Rivlin urges Netanyahu to expedite forming coalition

Speaking ahead of the swearing-in of the new Knesset, Rivlin said the outgoing government was limited in its ability to serve the public and the new one needed to start working.

Netanyahu and Rivlin (photo credit: AVI OHAYON - GPO)
Netanyahu and Rivlin
(photo credit: AVI OHAYON - GPO)
President Reuven pleaded with Prime Minister Benjamin Netanyahu Tuesday to complete the negotiations to form a new government as soon as possible.
Speaking ahead of the swearing- in of the 20th Knesset, Rivlin said the outgoing government was limited in its ability to serve the public and the new one needed to start work.
“As long as a government has not been sworn in by this Knesset, the mission has not ended,” Rivlin told MKs. “The public is suffering from this paralysis.

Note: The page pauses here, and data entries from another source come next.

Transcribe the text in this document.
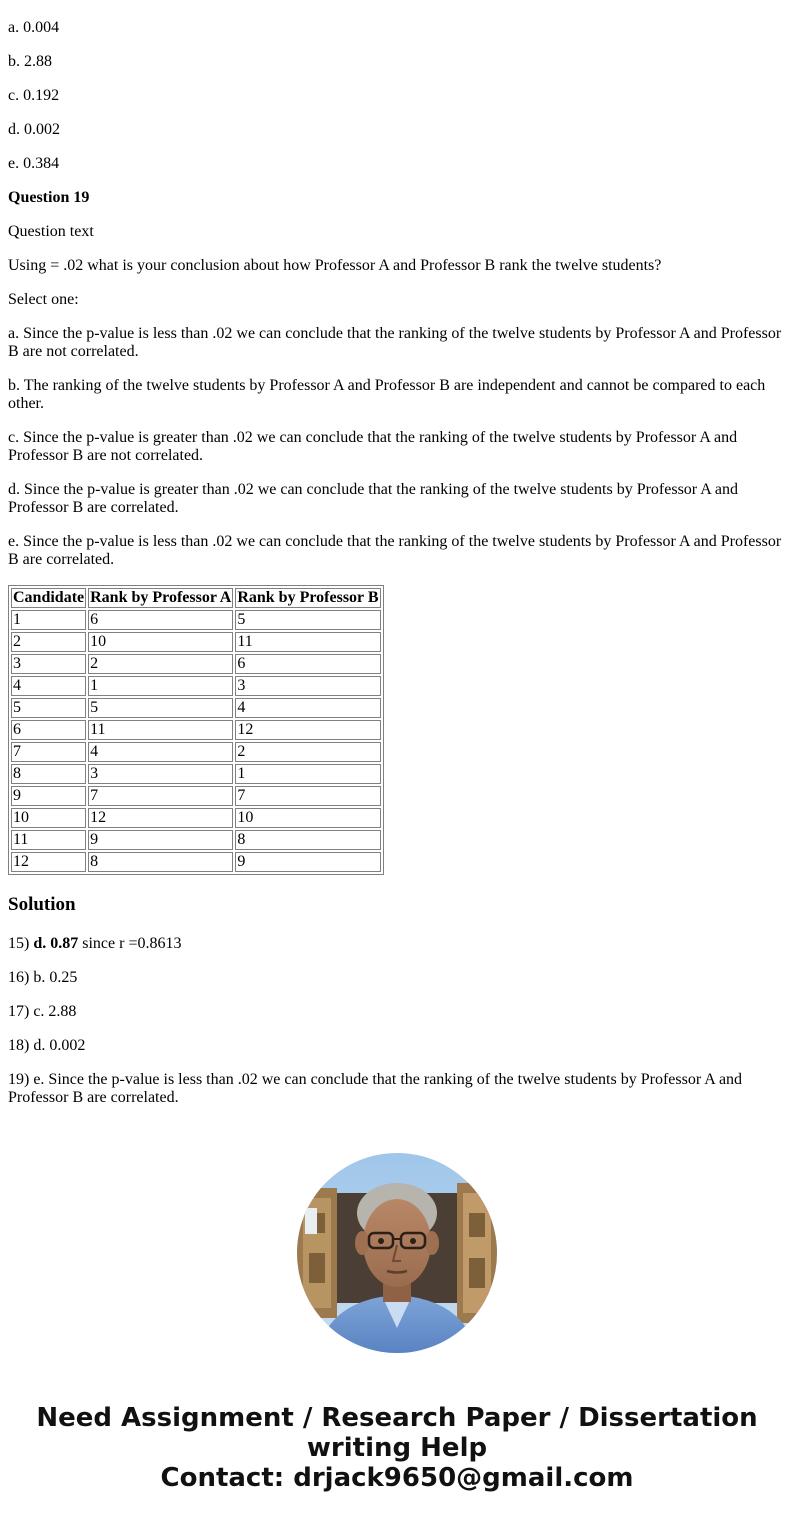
a. 0.004

b. 2.88

c. 0.192

d. 0.002

e. 0.384

Question 19

Question text

Using = .02 what is your conclusion about how Professor A and Professor B rank the twelve students?

Select one:

a. Since the p-value is less than .02 we can conclude that the ranking of the twelve students by Professor A and Professor B are not correlated.

b. The ranking of the twelve students by Professor A and Professor B are independent and cannot be compared to each other.

c. Since the p-value is greater than .02 we can conclude that the ranking of the twelve students by Professor A and Professor B are not correlated.

d. Since the p-value is greater than .02 we can conclude that the ranking of the twelve students by Professor A and Professor B are correlated.

e. Since the p-value is less than .02 we can conclude that the ranking of the twelve students by Professor A and Professor B are correlated.

Candidate	Rank by Professor A	Rank by Professor B
1	6	5
2	10	11
3	2	6
4	1	3
5	5	4
6	11	12
7	4	2
8	3	1
9	7	7
10	12	10
11	9	8
12	8	9
Solution

15) d. 0.87 since r =0.8613

16) b. 0.25

17) c. 2.88

18) d. 0.002

19) e. Since the p-value is less than .02 we can conclude that the ranking of the twelve students by Professor A and Professor B are correlated.

Need Assignment / Research Paper / Dissertation
writing Help
Contact: drjack9650@gmail.com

Please complete the negotiations quickly, because the public is paying a heavy price day by day.
Let us enable the government to return to function.”
Netanyahu responded shortly thereafter in a speech at the Knesset, saying that his door is open to all the parties that were elected to the parliament on March 17. His associates revealed that he met with Yisrael Beytenu chairman Avigdor Liberman on Monday Likud MK Yariv Levin, a member of the party’s negotiating team, said a meeting with representatives of Bayit Yehudi on Tuesday morning went surprisingly well and made progress. He said negotiations with Shas and United Torah Judaism were going at a good pace but there were still disputes over portfolios with Yisrael Beytenu and Bayit Yehudi.
“There are no longer big gaps,” Levin said. “It is not impossible to bridge the gaps, but we will have to be creative. I hope we will be able to start completing agreements soon after Passover.”
Shas officials said they would not give in on their demand to receive the Interior portfolio, including its Building Planning Committee that Kulanu chairman Moshe Kahlon wants.
“We have the same goals as Kahlon,” a Shas official said. “We will work with him, but we won’t give into him. The Planning Committee is half the ministry.”
Jewish Agency chairman Natan Sharansky became the latest Likud figure to call for a national unity government of the Likud and the Zionist Union, in a meeting with Jerusalem Post editors and writers on Tuesday.
Zionist Union chairman Isaac Herzog rejected the idea.
“We will lead a smart, united, fighting opposition against the extreme right-wing government and those who during the campaign lied and smeared us as Israel haters,” Herzog wrote on Facebook.
“We will provide a strong alternative.”